Fallows stood up—his face was in shadow, so far beneath was the odorous lamp.

“Living God—I can’t make them see—I can’t make them see! They’re all enchanted. Or else I’m dead and this is hell.... They talk about Country. They talk about making a man stand in a place of sure death for his Country—in this Twentieth Century—when war has lost its last vestige of meaning to the man in the ranks, and his Country is a thing of rottenness and moral desolation! What is the Country to the man in the ranks? A group of corrupt, inbred undermen who study to sate themselves—to tickle and soften themselves—with the property and blood and slavery of the poor.... A good man, a clean man, is torn from his house to fight, to stand in the fire-pits and die for such monsters. Suddenly the poor man sees!

“... He came forth from the grain with vision—smiling and unafraid. He is not afraid to fight, but he has found himself on the wrong side of the battle. When he fights again it will be for his child, for his house, for his brother, for his woman, for his soul. Blood in plenty has he for such a war.... Think of it, John Morning, the Empire was entrusted to poor little Luban—against this man of vision! He came forth smiling from the grain. ‘I do not belong here, my masters. I was torn away from my woman and children, and I must be home for the winter ploughing. It is a long way—and I must be off. I am a ploughman, not a soldier. I belong to my children and my field. My country does not plough my field—does not feed my children.... What could Luban do but kill him—little agent of Herod? But the starry child lives!...

“And listen, John, to-night—you heard them—we heard these fat-necked, vulture-breasted commanders—vain, envy-poisoned, scandal-mongering commanders, complaining to each other: ‘See, what stuff has been given us to win battles with!... I have told it and they cannot see. They are not even good devils; they are not decent devourers. They have no humor—that is their deadly sin. An adult, half-human murderer, seeing his soldiers leave the field, would cry aloud, ‘Hello, you Innocents—so you have wakened up at last!’ But these cannot see. Their eyes are stuck together. It is their deadly sin—the sin against the Holy Ghost—to lack humor to this extent!”

Morning laughed strangely. “Come on to bed, you old anarchist,” he said, though sleep was far from his own eyes.

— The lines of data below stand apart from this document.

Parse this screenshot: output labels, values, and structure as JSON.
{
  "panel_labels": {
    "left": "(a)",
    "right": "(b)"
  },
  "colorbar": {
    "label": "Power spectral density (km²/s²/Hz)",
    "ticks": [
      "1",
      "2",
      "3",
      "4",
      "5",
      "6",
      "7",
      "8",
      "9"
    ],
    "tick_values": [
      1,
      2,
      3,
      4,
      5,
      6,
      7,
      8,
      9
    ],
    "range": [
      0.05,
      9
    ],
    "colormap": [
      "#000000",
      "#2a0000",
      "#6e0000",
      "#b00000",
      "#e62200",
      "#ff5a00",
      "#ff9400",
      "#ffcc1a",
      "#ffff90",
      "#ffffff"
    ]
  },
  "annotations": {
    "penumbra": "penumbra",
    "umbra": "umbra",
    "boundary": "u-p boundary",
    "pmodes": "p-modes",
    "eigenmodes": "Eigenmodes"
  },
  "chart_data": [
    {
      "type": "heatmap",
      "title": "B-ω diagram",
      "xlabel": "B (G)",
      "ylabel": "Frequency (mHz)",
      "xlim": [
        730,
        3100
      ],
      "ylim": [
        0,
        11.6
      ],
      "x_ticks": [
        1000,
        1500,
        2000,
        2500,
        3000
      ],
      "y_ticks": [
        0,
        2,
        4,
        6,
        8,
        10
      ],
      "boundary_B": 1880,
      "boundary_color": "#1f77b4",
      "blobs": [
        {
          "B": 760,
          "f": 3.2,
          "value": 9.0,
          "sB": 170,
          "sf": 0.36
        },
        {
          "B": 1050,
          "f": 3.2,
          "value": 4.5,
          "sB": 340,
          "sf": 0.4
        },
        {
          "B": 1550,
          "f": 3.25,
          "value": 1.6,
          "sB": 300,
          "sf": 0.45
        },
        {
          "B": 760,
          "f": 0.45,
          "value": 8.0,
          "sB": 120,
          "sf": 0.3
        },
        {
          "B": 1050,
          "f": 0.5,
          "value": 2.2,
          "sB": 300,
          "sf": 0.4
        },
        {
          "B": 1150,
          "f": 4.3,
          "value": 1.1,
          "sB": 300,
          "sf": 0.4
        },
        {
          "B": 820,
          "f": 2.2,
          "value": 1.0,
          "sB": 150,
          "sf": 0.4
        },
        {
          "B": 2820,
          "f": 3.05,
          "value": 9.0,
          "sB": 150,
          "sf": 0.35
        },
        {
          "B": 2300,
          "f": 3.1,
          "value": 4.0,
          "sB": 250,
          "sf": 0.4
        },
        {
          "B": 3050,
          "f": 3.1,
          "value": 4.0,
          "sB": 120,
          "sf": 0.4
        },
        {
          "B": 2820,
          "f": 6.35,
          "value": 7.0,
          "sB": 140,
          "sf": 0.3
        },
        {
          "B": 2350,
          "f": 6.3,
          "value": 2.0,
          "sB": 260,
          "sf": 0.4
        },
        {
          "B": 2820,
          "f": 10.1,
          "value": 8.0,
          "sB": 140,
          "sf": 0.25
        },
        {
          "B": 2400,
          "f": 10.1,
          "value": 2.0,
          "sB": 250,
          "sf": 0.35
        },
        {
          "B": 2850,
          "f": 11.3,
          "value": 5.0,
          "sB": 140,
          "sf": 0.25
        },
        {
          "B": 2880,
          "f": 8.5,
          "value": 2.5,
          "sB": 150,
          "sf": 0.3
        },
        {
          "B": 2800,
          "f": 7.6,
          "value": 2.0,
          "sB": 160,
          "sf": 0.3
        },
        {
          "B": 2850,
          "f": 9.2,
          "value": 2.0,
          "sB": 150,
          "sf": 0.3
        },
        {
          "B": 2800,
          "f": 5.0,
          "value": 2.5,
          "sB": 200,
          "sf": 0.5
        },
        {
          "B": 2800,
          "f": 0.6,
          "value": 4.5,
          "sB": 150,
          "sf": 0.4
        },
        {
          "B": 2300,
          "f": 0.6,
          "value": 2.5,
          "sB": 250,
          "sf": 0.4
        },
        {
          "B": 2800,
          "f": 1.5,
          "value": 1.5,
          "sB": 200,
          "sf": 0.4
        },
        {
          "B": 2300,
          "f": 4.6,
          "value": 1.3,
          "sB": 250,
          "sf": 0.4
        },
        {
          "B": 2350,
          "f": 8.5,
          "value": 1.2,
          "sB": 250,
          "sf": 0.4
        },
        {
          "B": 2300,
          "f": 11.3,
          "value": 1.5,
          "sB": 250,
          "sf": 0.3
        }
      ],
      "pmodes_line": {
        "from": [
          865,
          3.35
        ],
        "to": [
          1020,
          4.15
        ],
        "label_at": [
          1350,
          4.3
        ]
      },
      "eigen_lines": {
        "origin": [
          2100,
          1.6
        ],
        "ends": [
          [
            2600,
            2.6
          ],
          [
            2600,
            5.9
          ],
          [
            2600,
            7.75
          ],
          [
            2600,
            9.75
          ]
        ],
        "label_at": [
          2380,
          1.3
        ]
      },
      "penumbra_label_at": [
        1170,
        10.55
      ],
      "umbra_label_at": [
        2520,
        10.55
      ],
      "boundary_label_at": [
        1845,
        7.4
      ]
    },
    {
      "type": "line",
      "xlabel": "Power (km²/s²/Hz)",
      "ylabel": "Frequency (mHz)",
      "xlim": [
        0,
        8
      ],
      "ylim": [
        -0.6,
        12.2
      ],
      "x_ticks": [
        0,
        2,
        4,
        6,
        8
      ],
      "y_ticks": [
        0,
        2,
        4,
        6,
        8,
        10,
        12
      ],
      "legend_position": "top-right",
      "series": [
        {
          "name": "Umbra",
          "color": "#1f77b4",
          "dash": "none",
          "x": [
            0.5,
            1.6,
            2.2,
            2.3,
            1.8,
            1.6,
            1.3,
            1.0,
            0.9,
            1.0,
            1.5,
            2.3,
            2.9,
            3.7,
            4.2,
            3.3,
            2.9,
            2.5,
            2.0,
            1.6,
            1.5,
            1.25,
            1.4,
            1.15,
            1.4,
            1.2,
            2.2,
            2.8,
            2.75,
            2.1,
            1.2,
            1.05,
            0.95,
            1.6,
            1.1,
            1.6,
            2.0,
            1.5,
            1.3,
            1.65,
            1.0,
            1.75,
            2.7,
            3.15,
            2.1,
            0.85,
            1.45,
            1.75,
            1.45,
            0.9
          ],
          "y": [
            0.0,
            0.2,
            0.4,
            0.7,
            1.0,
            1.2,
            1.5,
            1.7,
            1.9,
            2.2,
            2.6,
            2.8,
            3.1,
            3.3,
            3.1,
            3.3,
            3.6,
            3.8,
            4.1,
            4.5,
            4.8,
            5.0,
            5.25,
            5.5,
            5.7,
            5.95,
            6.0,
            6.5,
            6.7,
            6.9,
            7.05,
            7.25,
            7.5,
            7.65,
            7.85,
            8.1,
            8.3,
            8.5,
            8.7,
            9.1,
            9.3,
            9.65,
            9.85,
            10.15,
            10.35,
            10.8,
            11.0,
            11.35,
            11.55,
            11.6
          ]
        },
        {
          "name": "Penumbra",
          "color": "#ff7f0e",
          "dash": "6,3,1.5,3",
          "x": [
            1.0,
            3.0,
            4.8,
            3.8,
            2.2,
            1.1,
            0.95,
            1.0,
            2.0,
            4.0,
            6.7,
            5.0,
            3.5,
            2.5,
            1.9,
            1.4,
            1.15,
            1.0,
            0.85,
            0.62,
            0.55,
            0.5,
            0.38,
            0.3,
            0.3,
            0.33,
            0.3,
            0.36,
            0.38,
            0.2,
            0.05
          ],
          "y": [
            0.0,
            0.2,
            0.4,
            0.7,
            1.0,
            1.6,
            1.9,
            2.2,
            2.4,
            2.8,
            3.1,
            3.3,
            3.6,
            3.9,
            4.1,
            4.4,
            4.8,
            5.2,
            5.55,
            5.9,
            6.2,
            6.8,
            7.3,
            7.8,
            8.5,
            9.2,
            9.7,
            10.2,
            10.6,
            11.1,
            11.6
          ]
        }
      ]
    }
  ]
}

“That’s it, John. Anarchy. In the name of Fatherland, Russia murders a hundred thousand workmen out here in Asia. In answer, a few men and women gather together in a Petersburg cellar, saying, ‘We are fools, not heroes. When we fight again it will be for Our Country!’ And they are anarchists—their cause is Terrorism!”

“We’re all shot to pieces to-night, Duke——”

“We are alive, John. Lowenkampf is alive. But he who spoke to me this day, who came forth so blithely to die in my arms (his woman sleeps ill to-night in the midst of her babes), and he is lying out in the rain, his face turned up to the rain. God damn the fat reptile that calls itself Fatherland!... But, I say to you, that we’re come nearly to the end of the prince and pauper business on this planet. The soul of the Ploughman was heard to-day—as long ago they heard the Soul of the Carpenter.... He is lying out there in the millet—his face turned up to the rain. Yet I say to you, John, there’s more life in him this hour than in his Tsar and all the princes of the blood.”

Fallows covered his face with his hands.

“You’re tired and thick to-night, John, but you are one who must see!” he finished passionately. “You must help me tell the story to the cellar gatherings in Petersburg, to the secret meetings in all the centers of misery, wherever a few are gathered together in the name of Brotherhood—in New York, London, Paris, and Berlin.... You must help me to make other men see—help me to tell this thing so that the world will hear it, and with such power that the world will be unable longer to lie to itself.